Now she has my attention.





FIFTY-FOUR

“HOW DO YOU know about Carrick?” I ask, suddenly suspicious.

I begin to question my instincts again. Is this a setup to try to find Carrick? Crevan has managed to somehow make Mr. Berry and the guards disappear, and now he’s searching for Carrick? Are they using Alpha to find out the information from me? I can’t trust her. This all could be a trick, a trick to catch Carrick, to catch me. I’m not as gullible as I once was. If anything, that attribute was my main flaw. My eyes are open now, wide open to everyone around me, but I also know I need to be smart and try to learn as much about Carrick from her as I can.

“You’re right to be suspicious,” she says. “That’s good. You’re wondering how I know all this. Carrick didn’t receive much, if any, coverage in the wake of you, Angelina Tinder, and Jimmy Child, and it’s safe to say the Guild doesn’t like stories of Flawed At Birth children searching for their Flawed parents.”

Flawed At Birth children? I try not to react to this news, when inside my mind is whirling, my stomach churning.

“I’m sure you know the children are not allowed to search for their biological parents. First, they’re taken away from their Flawed parents and locked up in an institution for eighteen years to ‘teach’ the Flawed out of them. As soon as they reach eighteen years of age, they are released. If they search for their parents, even so much as think about it, they’re branded Flawed. Loyalty to their own flesh and blood is seen as disloyalty to society.” She shakes her head, the anger causing the veins in her neck to pulsate. Despite my fear that this is a setup to locate Carrick, Alpha’s anger on this subject is certainly not fabricated.

I think of Carrick’s file and remember the F.A.B. beside his name. Flawed At Birth. The file also said Carrick received a brand to his chest for disloyalty. This would add up if what she’s saying is true. I decide to believe her, but I’m still not sure if I can trust her.
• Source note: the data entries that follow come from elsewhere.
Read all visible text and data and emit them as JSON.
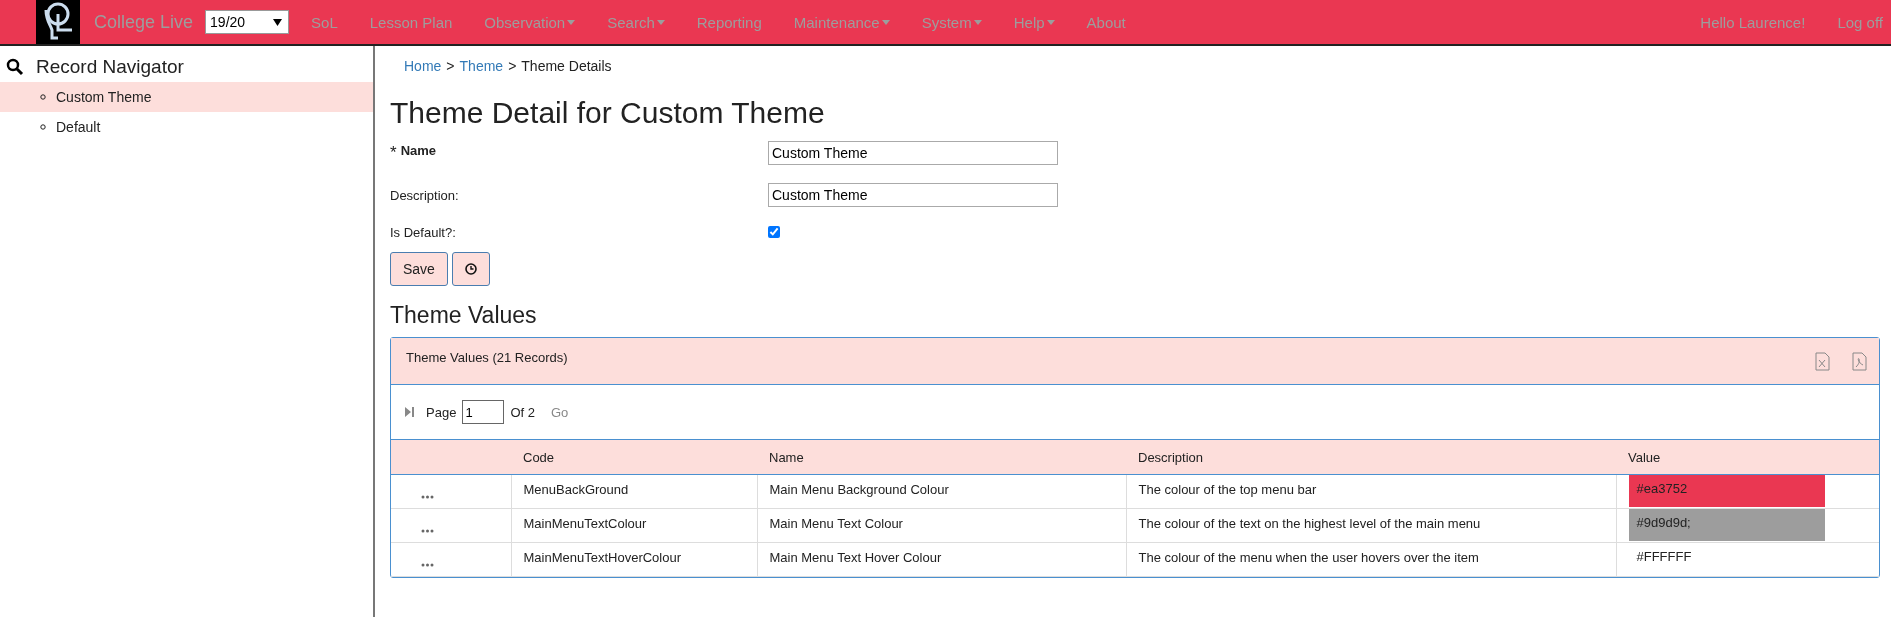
{
  "top_bar": {
    "app_name": "College Live",
    "year_select": "19/20",
    "menu": [
      {
        "label": "SoL",
        "dropdown": false
      },
      {
        "label": "Lesson Plan",
        "dropdown": false
      },
      {
        "label": "Observation",
        "dropdown": true
      },
      {
        "label": "Search",
        "dropdown": true
      },
      {
        "label": "Reporting",
        "dropdown": false
      },
      {
        "label": "Maintenance",
        "dropdown": true
      },
      {
        "label": "System",
        "dropdown": true
      },
      {
        "label": "Help",
        "dropdown": true
      },
      {
        "label": "About",
        "dropdown": false
      }
    ],
    "greeting": "Hello Laurence!",
    "logoff": "Log off"
  },
  "sidebar": {
    "title": "Record Navigator",
    "items": [
      {
        "label": "Custom Theme",
        "selected": true
      },
      {
        "label": "Default",
        "selected": false
      }
    ]
  },
  "breadcrumb_separator": ">",
  "breadcrumb": [
    {
      "label": "Home",
      "link": true
    },
    {
      "label": "Theme",
      "link": true
    },
    {
      "label": "Theme Details",
      "link": false
    }
  ],
  "heading": "Theme Detail for Custom Theme",
  "form": {
    "name_label": "Name",
    "required_mark": "*",
    "name_value": "Custom Theme",
    "description_label": "Description:",
    "description_value": "Custom Theme",
    "default_label": "Is Default?:",
    "is_default": true,
    "save_button": "Save"
  },
  "values_heading": "Theme Values",
  "panel": {
    "title": "Theme Values (21 Records)",
    "pager": {
      "page_label": "Page",
      "page": "1",
      "of": "Of 2",
      "go": "Go"
    },
    "columns": [
      "Code",
      "Name",
      "Description",
      "Value"
    ],
    "rows": [
      {
        "code": "MenuBackGround",
        "name": "Main Menu Background Colour",
        "description": "The colour of the top menu bar",
        "value": "#ea3752",
        "color": "#ea3752"
      },
      {
        "code": "MainMenuTextColour",
        "name": "Main Menu Text Colour",
        "description": "The colour of the text on the highest level of the main menu",
        "value": "#9d9d9d;",
        "color": "#9d9d9d"
      },
      {
        "code": "MainMenuTextHoverColour",
        "name": "Main Menu Text Hover Colour",
        "description": "The colour of the menu when the user hovers over the item",
        "value": "#FFFFFF",
        "color": "#ffffff"
      }
    ]
  }
}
“Carrick should have waited a few months,” she says angrily, almost as if she’s directing it at me and it was my fault he did this. “They always keep a close eye on their students for the first few months to make sure they don’t search for their biological parents, but he searched for them too soon, almost like he wanted to be caught.…” She trails off, eyes studying me for my reaction. I don’t respond to her. I’m too stunned by what I hear, too moved, feel too sad for Carrick. I want to find him and hug him right now. I wish I’d known this when I was in there, when we were sleeping side by side in our glass cages. I thought he was a soldier, somebody who had done the worst possible act, but really all he had done was the gentlest. The caged animal who paced and fought and looked like he wanted to fight the world had merely tried to find his parents, who were forced to give him up as a child because they were Flawed. Does knowing that Carrick is the son of Flawed parents change my opinion of him?